Gary was not apropos with this sport, hockey was new to Oklahoma City and somewhat distant from his knowledge of the athletic contest. His erudition from his high school sports calligraphy era and heralding from the west coast, he lost interest in a number of major professional sporting events, save the National Football League. It wasn’t until his senior year at Castlemont High did the Dodgers and Giants arrive on the west coast giving carriage to major league baseball. For some reason a sundry perception of hockey lingered, an event produced on a rink was more for entertainment rather than contest, much akin to the Ice Capades and Roller Derby. But with a witnessing, this perception all changed, hockey acquiring his total respect with its athleticism and the discerning expertise of the combatants.
Bob and Jerry’s Apartment Key Club provided a secluded place of assemblage, acquiring little attention from Oklahoma City’s bedlam of nightlife aspirants, but a congress for many professionals seeking anomalous proprietary. The Oklahoma City Blazers, a farm team of the National Hockey League’s Boston Bruin’s, components of the Central Hockey League, The Blazer’s introducing professional hockey to the city, and an overwhelming attendances of admirers at the Fair Grounds Arena. The Blazers also were introduced to an admiring residency of Bob and Jerry’s Apartment Key Club, able to experience diversion from the discipline rigors of their profession without publication or notoriety.
Gary making the acquaintance of Gerry Cheever’s, Wayne Cashman, Dallas Smith, Bill Goldsworthy and the teams disciplinarian, Derek Sanderson, who upheld the motto, “if you can’t win the game, at least win the fight.” The musician discovering the Canadians to be deferential and magnanimous of their Oklahoma City surroundings, and not without distinction in appreciation of his melodious application. Gary’s wife Kaye, also becoming addicted to the skilled combative sport, happening upon a high school friend, Ron Norick, who besides having a prestigious father serving as Mayor of Oklahoma City since 1959, was the publicity agent for the Blazers.

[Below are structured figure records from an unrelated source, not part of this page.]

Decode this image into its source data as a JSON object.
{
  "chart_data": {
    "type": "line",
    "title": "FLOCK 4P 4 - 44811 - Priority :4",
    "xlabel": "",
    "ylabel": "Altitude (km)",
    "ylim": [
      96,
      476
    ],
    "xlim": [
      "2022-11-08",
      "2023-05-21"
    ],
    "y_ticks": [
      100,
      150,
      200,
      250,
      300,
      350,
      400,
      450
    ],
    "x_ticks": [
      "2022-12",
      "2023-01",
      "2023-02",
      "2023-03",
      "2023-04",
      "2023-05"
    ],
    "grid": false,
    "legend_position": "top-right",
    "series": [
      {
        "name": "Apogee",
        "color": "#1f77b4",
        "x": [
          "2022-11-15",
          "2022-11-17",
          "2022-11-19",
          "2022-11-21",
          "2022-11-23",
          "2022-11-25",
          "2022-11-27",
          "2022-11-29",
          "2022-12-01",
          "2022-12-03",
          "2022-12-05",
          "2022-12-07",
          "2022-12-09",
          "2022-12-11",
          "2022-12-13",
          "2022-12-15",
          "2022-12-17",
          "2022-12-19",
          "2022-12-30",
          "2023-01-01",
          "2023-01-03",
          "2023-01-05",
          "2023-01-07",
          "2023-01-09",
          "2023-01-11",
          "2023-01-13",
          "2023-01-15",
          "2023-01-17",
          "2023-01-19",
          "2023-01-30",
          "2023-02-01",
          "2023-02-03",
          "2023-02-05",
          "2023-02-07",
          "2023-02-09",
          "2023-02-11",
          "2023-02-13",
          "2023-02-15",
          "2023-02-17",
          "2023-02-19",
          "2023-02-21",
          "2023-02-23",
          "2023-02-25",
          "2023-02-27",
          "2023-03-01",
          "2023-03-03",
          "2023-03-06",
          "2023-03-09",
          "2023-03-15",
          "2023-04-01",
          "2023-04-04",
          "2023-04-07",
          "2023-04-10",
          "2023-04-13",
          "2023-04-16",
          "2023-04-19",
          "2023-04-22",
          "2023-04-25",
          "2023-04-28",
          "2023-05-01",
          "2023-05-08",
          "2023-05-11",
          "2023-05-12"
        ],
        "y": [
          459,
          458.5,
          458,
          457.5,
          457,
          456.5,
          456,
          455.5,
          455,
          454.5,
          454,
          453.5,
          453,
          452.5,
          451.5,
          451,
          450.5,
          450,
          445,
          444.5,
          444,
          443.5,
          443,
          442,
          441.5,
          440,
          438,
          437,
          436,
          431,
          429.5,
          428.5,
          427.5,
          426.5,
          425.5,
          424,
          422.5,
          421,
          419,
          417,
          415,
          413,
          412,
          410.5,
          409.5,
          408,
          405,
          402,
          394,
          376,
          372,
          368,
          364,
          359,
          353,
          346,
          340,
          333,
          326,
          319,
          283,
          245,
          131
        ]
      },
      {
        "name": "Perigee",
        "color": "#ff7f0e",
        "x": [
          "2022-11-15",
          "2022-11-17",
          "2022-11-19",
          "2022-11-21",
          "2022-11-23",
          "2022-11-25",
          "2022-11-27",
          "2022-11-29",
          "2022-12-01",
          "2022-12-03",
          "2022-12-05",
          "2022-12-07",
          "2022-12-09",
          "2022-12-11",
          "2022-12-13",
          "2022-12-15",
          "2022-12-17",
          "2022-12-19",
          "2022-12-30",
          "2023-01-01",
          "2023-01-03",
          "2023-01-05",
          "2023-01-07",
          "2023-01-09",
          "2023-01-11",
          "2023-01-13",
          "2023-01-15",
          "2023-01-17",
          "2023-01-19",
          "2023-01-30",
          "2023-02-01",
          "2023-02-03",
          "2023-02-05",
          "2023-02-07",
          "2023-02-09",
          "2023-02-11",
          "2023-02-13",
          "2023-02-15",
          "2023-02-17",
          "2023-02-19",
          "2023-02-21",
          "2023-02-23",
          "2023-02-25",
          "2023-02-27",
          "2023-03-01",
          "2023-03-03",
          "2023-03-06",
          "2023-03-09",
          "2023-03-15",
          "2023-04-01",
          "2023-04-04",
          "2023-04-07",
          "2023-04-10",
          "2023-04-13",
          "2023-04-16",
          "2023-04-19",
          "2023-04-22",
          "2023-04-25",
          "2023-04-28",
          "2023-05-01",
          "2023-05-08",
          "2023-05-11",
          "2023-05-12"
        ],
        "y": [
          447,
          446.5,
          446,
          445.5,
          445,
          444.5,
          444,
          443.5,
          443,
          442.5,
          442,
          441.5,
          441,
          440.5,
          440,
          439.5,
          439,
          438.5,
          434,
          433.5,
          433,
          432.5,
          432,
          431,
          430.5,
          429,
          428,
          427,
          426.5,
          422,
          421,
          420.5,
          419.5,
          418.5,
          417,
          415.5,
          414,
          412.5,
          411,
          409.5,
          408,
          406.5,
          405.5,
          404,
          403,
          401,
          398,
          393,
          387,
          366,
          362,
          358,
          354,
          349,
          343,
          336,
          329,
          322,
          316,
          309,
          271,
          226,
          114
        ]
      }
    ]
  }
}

The Clubs attendance growing with other known notables inhabiting the piano presence in the evening hours, included local television personalities and their guest, Bob and Jerry’s Key Club a discrete unpublished accommodation of opportunity. A sense of accomplishment flourishing, the musician discovering a certainty in his solo playing environment, not missing the activity of the road. But as time progressed, a sense of lassitude began to infiltrate with the challenge removed. With the passing months, six nights of continuous ascension beginning to reach a crescendo, the accommodation starting to become complacent, Gary questioning his resolve, searching for accessible solution. His quest for an answer arriving, his best friend, the incomparable guitarist and sax player band member, Jerry Willis, who’s performing having been idled by his day job, agreeing to return to the euphonious world of music on weekend nights.
The addition of Jerry on Friday and Saturday nights soon assured a major capacity. The financial realm of the club was ascending, but the nightspots’ quiescent aura that once prevailed, was capitulating its flavor, its soft glow atmosphere diminishing. Bob and Jerry’s new found financial windfall influenced venturing to enlarge the seating capacity, rendering the removal of an office wall, and disposing of the ambient circular piano bar. An extension to the counter of the bar, subsequently embraced room for the piano and other instrumental accords. The musician was complacent with the clubs success, but disconsolate with the mutation addressed by its new atmosphere, his conjecture being of no consequence, falling on deaf ears.
With the clubs expansion completed, It was evident, Gary could sense the uncertainty, the pianist questioning the change with a wonderment about the future.